As he stated, Samoa “already has a lot of such programmes available, sponsored by the government and its ministries, to deal with all different disabilities and their social awareness.”
Concerning the recent Youth Forum, Inspector Kitiona spoke of an extraordinary benefit provided for disabled people: “It has to be our priority to let the members of our society with special needs know that they are treated equal to everybody else.
Therefore, the providing of prevention measures in terms of violence or any kind of discrimination for them is one of our main tasks for today and I think this has been really helpful so far.”
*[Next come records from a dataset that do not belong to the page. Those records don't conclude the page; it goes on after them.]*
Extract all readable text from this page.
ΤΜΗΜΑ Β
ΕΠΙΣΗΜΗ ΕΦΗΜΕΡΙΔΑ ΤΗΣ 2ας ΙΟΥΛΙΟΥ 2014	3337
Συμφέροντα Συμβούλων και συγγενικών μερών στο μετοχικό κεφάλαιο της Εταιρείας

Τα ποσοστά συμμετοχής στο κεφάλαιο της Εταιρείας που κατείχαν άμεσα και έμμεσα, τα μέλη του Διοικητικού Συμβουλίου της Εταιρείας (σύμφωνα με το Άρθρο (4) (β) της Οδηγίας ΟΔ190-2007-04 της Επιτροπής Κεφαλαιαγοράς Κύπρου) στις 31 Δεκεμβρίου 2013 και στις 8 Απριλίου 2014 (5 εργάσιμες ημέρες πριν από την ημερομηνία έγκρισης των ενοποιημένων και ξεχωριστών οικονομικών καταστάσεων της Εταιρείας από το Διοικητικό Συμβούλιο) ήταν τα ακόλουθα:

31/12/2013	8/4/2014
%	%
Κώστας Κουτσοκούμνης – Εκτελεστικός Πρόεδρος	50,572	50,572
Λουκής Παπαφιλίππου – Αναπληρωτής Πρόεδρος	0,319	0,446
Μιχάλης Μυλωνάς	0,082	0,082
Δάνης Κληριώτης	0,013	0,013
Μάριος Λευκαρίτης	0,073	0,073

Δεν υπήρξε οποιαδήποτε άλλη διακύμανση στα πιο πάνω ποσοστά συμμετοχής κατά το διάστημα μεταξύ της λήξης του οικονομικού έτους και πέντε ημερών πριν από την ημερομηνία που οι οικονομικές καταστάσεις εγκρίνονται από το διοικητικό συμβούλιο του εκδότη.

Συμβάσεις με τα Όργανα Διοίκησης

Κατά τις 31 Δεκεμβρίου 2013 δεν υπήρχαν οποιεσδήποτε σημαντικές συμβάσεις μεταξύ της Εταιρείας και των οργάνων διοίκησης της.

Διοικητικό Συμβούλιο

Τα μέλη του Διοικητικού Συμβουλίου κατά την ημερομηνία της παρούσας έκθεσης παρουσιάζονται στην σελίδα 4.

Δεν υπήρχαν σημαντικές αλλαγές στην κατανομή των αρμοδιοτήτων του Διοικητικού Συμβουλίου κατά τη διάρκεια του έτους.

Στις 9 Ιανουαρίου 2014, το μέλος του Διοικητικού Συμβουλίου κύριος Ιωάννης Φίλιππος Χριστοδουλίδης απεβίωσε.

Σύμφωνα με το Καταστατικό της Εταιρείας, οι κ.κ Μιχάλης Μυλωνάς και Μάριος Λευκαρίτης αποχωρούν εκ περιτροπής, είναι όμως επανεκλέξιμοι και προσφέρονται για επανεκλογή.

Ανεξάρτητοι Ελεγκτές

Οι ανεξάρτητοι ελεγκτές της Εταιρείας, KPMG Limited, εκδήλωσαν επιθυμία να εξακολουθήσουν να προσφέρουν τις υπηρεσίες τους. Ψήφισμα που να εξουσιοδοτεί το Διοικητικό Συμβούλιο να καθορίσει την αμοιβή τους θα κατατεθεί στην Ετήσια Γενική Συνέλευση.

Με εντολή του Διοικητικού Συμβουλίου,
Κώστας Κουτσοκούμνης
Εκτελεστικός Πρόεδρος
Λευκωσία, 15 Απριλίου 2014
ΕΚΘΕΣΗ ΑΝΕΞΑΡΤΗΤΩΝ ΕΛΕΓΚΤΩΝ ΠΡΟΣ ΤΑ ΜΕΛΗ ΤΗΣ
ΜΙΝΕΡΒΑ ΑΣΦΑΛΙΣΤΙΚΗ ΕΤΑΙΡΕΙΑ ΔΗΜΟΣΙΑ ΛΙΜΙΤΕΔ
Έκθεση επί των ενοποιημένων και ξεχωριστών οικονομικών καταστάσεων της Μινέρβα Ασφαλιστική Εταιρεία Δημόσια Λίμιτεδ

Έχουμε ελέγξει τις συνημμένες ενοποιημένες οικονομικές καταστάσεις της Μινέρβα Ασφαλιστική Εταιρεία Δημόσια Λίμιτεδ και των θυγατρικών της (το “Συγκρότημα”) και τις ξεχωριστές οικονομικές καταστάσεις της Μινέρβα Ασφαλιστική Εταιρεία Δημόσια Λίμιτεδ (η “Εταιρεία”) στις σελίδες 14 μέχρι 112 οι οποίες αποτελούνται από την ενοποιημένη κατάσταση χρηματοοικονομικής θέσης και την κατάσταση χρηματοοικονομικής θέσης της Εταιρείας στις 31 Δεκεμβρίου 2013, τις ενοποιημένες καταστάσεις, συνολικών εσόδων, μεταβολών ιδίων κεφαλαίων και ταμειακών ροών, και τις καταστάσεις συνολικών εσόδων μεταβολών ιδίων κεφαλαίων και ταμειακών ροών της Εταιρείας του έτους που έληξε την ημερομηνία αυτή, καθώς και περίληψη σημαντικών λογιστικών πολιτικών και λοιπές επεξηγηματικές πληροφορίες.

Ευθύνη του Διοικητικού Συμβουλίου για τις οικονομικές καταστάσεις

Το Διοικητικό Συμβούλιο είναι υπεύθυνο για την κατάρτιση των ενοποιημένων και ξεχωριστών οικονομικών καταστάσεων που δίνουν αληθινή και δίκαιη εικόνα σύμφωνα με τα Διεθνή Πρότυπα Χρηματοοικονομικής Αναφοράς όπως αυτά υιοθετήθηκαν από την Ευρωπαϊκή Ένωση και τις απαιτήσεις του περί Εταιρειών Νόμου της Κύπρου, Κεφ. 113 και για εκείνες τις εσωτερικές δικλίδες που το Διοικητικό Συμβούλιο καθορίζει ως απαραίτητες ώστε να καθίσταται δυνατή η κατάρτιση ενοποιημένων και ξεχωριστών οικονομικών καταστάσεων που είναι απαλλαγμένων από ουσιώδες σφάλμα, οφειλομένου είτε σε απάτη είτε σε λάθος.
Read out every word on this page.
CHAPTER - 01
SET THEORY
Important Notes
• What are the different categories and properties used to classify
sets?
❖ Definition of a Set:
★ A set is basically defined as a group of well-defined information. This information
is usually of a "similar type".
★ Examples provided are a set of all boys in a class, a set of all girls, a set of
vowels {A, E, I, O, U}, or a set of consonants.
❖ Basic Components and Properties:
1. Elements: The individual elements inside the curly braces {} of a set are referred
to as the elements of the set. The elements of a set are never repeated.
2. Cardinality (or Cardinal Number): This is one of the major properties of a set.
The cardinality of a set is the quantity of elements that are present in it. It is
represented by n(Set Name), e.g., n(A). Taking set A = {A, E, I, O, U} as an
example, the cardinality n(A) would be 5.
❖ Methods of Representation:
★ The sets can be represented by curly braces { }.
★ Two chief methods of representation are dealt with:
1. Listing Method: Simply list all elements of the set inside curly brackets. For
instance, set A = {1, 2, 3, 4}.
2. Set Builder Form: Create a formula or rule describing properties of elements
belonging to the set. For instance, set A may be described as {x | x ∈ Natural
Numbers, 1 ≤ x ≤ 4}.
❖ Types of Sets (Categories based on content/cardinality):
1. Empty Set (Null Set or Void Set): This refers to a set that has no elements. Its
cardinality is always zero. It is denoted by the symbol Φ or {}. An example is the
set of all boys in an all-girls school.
The forum’s programme also contained a speech given by Mr Manusamoa Anthony Saaga of the Ministry of Communications and Information Technology, in which he informed the attendees about facilitating accessible communications for disabled people.
For the participants of the Youth Forum, their attendance turned out to be a highly profitable one, as Mr Ari Hazelman, who, together with his friend Setu Tiatia had visited the event, explained: “We were able to learn a lot during the last two days and this knowledge definitely will help us a lot, especially in terms of dealing with society or our environment in general.”
According to Ms Mata’afa Faatino Utumapu of N.O.L.A., the different items on the Youth Forum’s agenda helped to “celebrate diverse achievements in terms of young people’s disabilities, but also to identify barriers which still need to be subdued to advocate those people.”
Regarding future plans to assure that the newly gained awareness for disabled people in Samoa will stay relevant, Ms Utumapu already mentioned a “platform, that will be shared and will guide the work of the group as well as [N.O.L.A. ’s] work to make sure that young people with disabilities are getting the right amount of attention they deserve.”